We walked through the dollar shelves, past the purses, past the girls clothes, past the baby toys, past the toy cars and dolls to the kid electronics section. There were blue and pink Fisher Price cameras. There were orange and purple LeapFrog cameras but no Diego camera. Luken had his heart set on a Diego camera. He decided that he'd rather wait and get his Diego camera in the mail than get one of the substitute cameras. So we went home camera-less.
I immediately found an ordered a Diego camera online. Luken came with me each day to check the mail. Then, Friday, there was a knock on the door. It was FedEx with a box for Luken! He immediately and quite excitedly opened it. When he saw the Diego camera, he shrieked with delight.
Now that he finally has it, he wears it around his neck most of his awake time.
He doesn't really understand the picture taking idea but he has his camera!
I'm proud of him. He had a goal and he stuck with it. What a kid!
Oh, wow, I've been busy. I spent last week as part of the instructor team teaching a new class of Child Passenger Safety Technicians. This was the last step of my Instructor Candidacy. I finished it! Yay! I'm proud and glad it's finished. My mom came last week to take care of Luken while I was teaching. I couldn't have done it without her. Thanks, Mom.
Kara is working from home now. She has a cute little office set up downstairs in front of the window. This is a new set up and it's gonna take some getting used to having her around all day.
I don't know really what I'm writing about. Sort of just wanted to make a stamp in time. I'm feeling a bit out of sorts and tired.
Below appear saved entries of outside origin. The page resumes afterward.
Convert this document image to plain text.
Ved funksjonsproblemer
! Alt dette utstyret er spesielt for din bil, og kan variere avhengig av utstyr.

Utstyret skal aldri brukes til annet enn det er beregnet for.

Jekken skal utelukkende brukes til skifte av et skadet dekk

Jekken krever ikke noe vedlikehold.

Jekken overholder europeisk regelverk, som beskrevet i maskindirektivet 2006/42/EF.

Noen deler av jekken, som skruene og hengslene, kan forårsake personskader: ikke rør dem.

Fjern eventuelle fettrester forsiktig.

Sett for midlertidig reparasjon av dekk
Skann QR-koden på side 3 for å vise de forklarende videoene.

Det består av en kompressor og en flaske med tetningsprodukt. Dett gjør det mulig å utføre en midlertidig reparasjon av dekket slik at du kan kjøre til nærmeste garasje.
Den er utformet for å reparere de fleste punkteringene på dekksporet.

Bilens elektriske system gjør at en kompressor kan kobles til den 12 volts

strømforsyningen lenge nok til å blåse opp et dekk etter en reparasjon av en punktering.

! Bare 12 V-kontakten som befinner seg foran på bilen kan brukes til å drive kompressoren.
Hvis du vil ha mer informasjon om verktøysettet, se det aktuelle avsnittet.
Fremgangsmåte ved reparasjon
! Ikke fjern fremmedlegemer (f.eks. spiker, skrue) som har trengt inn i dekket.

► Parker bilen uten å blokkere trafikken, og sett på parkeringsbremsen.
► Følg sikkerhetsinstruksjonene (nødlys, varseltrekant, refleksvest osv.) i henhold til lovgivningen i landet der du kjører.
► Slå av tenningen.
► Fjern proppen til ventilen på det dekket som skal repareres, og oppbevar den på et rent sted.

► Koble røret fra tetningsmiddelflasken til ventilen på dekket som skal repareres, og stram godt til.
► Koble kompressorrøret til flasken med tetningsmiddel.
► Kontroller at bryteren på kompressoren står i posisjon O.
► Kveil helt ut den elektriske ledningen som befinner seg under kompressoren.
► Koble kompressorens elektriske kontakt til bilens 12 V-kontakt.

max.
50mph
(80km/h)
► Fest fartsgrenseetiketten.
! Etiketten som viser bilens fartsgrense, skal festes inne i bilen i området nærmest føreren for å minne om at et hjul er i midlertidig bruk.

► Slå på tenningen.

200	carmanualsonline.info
Depressed but I don't know why.
For the past year, we've been locking Luken's door at night. This keeps him from roaming the house when he wakes at night and destroying things (drawing on the walls, pulling down curtains, using scissors to cut upholstery, etc). For the past several weeks, he's been staying in bed at night. So tonight, I just closed his door. I didn't lock the lock at the top of his door. Might pay for this in the morning but we'll see.
Busy day tomorrow. I have a physical therapy appointment. Luken has occupational therapy. I see the chiropractor. We all 3 go see a psychologist (I don't like her). I have small group at church and have been invited to another group as well. It's a lot! I should go to bed so I can hit the ground running in the morning.
The last month has gone so fast that it makes me dizzy. I haven't had time to really think about everything that's happened or process it or feel it. I think that today was Sunday. Yes, it must have been Sunday. I went to church. What I did yesterday? I have no idea. It musta been something because I woke exhausted. I wake exhausted every day. Every morning, the first thing I do is make coffee and look at the calendar to see when we have to be where.
This coming week, I am supposed to help teach a Child Passenger Safety class. I will be graded on it. I am not ready. I really wish that I could reschedule.
I am in so far over my head right now that I really feel I might drown. I need more time, more brains and more energy. We are flat broke. Scraping deeper every month. The stress just piles up. We face one thing, deal with it and don't get a chance to catch our breath before the next thing hits us. I don't know how much longer this can go on.